Next-generation scientific discoveries rely on the insights we can derive from the large amounts of data that are produced through simulations and experimental and observational facilities. Today however, data is accessed and analyzed primarily by those who generate or produce the data, since it is difficult to search and find relevant data sets. The goal of this proposal is to investigate using machine learning techniques to generate automated metadata that will enable search on data. Enabling search on data will accelerate scientific discoveries through virtual experiments, multidisciplinary and multimodal data assimilation.
ASCR facilities are increasingly handling large amounts of data from experiments and simulations. Facilities like NERSC are already ingesting data at a rate of 1-2 PB per month, and new instruments and detectors are expected to produce data at a rate of approximately a Tb/sec within the next 5 years. Without robust searching capabilities, the ability to fuse multimodal data together from different instruments, the ability to compare experimental results across domains, and the ability to reproduce scientific results will remain one-off, labor-intensive efforts. There is an urgent need to understand and capture the characteristics of the data to enable efficient search on data.} However, there is limited metadata associated with many datasets and metadata systems are often incomplete and require manual effort by a researcher.

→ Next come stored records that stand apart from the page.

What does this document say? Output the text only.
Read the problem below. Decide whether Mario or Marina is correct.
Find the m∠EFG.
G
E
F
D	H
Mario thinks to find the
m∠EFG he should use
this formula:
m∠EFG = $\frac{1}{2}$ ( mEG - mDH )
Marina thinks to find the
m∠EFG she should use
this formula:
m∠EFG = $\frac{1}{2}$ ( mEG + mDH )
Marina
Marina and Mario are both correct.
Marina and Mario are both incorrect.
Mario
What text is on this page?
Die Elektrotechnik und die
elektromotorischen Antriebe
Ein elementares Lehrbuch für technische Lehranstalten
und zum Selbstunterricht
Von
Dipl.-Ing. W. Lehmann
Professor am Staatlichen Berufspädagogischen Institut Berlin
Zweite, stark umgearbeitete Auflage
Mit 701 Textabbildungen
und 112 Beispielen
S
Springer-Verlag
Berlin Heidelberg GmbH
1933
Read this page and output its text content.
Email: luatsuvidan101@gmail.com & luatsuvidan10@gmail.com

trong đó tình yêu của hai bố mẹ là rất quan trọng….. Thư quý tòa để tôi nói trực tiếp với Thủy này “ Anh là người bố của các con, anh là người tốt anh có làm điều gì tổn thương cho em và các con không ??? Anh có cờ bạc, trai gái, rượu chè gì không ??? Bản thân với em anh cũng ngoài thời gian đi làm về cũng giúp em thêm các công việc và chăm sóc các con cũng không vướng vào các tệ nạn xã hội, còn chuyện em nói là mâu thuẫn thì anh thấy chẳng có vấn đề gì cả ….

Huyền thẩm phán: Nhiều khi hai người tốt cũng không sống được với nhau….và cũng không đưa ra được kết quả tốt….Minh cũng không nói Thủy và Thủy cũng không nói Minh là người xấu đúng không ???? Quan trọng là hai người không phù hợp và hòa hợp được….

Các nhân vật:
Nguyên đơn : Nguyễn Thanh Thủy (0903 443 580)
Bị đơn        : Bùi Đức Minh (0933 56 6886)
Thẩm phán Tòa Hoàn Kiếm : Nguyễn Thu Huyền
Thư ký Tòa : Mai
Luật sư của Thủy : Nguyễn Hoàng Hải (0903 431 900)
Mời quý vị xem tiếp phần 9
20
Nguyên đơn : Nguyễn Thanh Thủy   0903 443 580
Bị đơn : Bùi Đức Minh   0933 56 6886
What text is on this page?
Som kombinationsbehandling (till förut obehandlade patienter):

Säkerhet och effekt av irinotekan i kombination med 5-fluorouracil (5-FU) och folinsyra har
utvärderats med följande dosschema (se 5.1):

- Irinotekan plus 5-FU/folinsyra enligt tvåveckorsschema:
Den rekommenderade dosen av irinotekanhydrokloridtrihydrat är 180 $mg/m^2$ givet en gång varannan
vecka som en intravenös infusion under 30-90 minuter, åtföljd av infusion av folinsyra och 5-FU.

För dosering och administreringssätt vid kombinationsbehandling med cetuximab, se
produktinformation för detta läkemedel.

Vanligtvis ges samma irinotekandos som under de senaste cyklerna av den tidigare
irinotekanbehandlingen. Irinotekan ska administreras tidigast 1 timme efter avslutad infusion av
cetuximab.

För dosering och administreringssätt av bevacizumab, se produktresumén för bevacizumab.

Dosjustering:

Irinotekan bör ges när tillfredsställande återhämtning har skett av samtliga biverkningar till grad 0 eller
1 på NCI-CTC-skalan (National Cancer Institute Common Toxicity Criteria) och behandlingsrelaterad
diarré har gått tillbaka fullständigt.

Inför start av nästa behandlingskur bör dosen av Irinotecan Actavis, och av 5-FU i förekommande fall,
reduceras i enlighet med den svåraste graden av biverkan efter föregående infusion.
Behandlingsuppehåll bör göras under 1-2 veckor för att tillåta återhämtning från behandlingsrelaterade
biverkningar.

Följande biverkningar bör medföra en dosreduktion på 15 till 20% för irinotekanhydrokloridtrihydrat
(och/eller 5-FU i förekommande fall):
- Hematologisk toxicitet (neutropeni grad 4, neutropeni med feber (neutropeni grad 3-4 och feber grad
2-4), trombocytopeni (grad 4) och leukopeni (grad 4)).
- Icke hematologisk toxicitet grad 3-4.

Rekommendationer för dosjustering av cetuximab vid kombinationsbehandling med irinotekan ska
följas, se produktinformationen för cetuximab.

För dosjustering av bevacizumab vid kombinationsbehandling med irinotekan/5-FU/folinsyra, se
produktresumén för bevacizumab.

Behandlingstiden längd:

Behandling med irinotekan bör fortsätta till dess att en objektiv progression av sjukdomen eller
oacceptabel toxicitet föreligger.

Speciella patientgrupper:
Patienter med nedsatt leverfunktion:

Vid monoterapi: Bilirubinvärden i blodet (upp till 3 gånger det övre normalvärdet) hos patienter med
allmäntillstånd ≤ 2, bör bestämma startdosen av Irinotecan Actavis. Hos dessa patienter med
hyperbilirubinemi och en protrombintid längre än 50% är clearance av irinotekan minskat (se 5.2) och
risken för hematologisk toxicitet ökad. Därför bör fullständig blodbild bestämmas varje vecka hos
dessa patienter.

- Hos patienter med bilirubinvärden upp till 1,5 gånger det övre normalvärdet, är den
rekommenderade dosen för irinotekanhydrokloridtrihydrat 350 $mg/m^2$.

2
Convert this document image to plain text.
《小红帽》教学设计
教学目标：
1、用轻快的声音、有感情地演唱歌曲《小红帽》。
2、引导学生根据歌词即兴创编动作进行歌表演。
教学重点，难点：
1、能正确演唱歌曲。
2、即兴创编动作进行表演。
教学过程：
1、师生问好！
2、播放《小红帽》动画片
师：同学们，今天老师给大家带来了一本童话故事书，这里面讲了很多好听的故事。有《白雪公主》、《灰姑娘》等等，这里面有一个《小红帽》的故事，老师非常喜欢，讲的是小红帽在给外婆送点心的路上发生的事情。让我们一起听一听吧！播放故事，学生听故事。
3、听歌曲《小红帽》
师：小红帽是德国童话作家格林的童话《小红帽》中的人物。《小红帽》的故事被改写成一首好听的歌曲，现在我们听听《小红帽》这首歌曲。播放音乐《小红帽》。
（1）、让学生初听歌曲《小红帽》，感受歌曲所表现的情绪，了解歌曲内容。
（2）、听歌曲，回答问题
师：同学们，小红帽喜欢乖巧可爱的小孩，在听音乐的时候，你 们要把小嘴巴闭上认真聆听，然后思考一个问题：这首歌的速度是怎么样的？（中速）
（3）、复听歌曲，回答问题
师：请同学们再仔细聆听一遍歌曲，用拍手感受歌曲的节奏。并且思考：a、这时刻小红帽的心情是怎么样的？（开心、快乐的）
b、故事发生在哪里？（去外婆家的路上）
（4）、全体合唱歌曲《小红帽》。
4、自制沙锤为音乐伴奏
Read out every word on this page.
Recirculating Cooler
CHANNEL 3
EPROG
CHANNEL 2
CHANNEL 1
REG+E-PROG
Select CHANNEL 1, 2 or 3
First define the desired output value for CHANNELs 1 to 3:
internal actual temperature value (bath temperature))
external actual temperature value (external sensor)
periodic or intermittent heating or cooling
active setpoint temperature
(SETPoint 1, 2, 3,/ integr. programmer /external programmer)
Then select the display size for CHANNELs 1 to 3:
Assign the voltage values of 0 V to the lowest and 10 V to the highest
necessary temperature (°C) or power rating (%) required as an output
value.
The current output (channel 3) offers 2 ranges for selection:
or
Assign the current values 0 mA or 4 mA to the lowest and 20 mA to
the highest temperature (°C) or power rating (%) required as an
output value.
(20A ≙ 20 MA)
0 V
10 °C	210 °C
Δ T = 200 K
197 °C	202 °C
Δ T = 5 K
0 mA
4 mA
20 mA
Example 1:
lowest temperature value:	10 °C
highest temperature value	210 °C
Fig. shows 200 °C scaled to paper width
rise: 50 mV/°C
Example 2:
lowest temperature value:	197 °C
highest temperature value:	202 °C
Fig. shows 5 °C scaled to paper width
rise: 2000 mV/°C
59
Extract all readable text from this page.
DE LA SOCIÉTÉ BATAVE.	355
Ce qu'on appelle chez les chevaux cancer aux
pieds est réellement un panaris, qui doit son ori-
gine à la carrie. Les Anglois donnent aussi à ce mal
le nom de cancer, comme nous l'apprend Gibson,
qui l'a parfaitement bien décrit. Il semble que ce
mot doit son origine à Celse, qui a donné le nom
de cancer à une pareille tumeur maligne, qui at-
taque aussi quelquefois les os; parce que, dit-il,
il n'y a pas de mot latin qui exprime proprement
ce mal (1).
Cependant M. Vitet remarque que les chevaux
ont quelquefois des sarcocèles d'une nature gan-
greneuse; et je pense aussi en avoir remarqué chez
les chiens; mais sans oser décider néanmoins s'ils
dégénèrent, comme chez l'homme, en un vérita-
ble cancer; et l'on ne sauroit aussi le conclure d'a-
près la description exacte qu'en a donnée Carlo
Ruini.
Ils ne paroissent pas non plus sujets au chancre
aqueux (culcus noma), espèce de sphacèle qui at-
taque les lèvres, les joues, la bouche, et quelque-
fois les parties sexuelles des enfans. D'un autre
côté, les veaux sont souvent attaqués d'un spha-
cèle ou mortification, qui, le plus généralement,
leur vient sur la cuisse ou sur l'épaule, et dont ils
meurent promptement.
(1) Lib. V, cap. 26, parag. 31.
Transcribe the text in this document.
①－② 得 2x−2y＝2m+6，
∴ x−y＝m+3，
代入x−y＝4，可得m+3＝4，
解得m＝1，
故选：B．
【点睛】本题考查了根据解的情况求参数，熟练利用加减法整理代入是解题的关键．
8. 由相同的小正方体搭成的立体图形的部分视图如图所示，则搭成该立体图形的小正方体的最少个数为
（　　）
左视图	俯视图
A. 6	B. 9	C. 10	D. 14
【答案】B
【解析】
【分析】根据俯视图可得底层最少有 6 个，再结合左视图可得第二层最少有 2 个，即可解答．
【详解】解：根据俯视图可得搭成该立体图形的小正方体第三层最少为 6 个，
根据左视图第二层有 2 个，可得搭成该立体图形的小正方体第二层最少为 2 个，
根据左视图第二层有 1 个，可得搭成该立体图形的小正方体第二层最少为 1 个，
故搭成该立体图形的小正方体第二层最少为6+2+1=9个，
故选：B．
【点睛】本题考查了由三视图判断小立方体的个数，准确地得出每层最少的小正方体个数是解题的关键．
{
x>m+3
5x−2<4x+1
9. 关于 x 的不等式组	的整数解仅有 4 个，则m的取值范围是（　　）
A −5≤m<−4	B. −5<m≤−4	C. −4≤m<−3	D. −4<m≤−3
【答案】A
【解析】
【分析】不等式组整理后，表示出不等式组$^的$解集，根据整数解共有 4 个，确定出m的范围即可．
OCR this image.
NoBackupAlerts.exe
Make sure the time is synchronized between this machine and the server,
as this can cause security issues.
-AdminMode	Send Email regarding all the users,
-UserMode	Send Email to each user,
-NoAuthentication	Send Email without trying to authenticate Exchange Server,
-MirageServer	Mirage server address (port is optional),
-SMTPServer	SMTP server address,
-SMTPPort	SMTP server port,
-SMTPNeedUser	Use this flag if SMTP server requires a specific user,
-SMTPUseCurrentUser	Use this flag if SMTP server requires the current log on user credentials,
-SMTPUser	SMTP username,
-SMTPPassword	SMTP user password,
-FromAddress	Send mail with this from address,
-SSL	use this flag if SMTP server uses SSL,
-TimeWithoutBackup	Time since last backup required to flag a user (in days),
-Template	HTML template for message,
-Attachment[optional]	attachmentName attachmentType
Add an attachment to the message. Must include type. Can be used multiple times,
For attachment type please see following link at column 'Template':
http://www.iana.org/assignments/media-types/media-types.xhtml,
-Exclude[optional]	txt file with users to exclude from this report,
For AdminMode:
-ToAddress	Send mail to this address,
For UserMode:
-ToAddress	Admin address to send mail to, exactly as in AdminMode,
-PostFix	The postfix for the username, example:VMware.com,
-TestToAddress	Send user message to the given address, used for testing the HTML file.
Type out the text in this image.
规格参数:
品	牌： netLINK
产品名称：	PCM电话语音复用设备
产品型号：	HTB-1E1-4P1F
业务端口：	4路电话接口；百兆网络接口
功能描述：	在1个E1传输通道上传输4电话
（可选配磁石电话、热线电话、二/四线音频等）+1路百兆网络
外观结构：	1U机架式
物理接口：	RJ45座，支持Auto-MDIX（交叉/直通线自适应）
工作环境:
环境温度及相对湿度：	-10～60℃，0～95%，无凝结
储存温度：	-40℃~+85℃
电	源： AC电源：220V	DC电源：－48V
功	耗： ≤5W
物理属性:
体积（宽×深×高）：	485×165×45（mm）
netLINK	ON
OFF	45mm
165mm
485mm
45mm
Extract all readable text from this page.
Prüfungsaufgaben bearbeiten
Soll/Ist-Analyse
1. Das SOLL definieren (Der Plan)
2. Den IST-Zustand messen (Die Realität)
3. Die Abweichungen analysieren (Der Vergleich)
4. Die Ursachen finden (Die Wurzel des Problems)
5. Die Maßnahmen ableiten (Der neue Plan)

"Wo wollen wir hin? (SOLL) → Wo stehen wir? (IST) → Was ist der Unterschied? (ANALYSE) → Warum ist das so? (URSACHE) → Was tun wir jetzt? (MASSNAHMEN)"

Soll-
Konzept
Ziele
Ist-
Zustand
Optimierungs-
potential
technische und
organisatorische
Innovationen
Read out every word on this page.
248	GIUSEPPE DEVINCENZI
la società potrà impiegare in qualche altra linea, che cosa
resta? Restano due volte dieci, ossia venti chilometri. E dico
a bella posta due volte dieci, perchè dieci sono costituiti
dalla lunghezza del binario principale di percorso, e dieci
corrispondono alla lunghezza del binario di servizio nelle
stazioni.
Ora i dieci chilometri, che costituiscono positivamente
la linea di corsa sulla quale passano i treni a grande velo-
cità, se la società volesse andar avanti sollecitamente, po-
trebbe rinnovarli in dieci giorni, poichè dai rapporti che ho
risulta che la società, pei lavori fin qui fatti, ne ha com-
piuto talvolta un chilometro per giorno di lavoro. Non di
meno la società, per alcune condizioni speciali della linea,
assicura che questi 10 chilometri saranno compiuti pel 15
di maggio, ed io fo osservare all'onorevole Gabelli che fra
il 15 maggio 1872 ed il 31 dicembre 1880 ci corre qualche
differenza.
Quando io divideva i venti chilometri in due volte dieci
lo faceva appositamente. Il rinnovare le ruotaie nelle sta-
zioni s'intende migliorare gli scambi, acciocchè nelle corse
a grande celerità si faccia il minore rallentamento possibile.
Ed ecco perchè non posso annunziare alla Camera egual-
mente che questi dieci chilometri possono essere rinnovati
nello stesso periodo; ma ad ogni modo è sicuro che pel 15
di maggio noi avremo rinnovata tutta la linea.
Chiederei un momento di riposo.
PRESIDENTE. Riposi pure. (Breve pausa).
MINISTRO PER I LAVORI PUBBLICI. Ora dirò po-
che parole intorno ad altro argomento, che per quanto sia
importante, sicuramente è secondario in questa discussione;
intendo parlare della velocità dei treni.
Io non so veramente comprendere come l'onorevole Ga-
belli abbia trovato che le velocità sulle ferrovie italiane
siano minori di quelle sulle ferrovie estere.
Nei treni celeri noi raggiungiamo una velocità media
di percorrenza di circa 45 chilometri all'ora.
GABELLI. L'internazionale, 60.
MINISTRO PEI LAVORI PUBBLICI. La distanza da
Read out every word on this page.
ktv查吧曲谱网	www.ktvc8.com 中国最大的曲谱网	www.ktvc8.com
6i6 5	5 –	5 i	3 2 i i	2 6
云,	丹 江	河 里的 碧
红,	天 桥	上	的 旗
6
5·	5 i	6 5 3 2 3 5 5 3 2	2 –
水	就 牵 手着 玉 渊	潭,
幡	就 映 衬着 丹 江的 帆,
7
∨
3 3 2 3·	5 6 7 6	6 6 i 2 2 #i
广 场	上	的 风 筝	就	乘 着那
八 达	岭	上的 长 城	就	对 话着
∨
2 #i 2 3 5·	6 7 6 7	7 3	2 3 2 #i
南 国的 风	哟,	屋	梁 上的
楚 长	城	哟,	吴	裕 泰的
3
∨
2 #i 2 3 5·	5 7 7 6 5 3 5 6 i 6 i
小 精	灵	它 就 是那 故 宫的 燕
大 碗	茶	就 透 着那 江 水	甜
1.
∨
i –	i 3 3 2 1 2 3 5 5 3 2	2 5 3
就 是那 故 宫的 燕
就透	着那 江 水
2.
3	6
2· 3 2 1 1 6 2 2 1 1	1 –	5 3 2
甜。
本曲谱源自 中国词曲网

The growth of data volumes at DOE Office of Science user facilities introduces a sense of urgency for new methods of learning about the data and making it widely accessible. While some communities (e.g., astronomy) have community-accessible databases, wide open-access to data is still fairly limited. In recent years, the concept of superfacility has been proposed. The vision for superfacility is a network of facilities, software and expertise to enable new modes of discovery around data. Scientific data search needs to become routine for the superfacility concept to be most compelling and deliver new scientific discoveries that can keep pace with the rate of data volumes.
In biology, data standards already support efficient search for relevant data and its reuse in new virtual experiments For example, in medical drug design, data search and reuse has made it possible to re-purpose existing drugs. Making data generated across DOE Office of Science user and computing facilities searchable and reusable in new virtual experiments has the potential of being similarly transformative.
A generalized search infrastructure that learns and captures the knowledge of the data such that it can be searched by other users is needed. Infrastructure that uses machine learning techniques to build knowledge about the data, i.e., generate metadata is the first step towards building a search engine for science. In the proposed work, we investigate ScienceSearch, a framework that will use machine learning to auto-generate metadata to enable searchable data at supercomputing facilities. Scientific data available at supercomputing centers provides a unique opportunity to enable wider access to data and build search capabilities.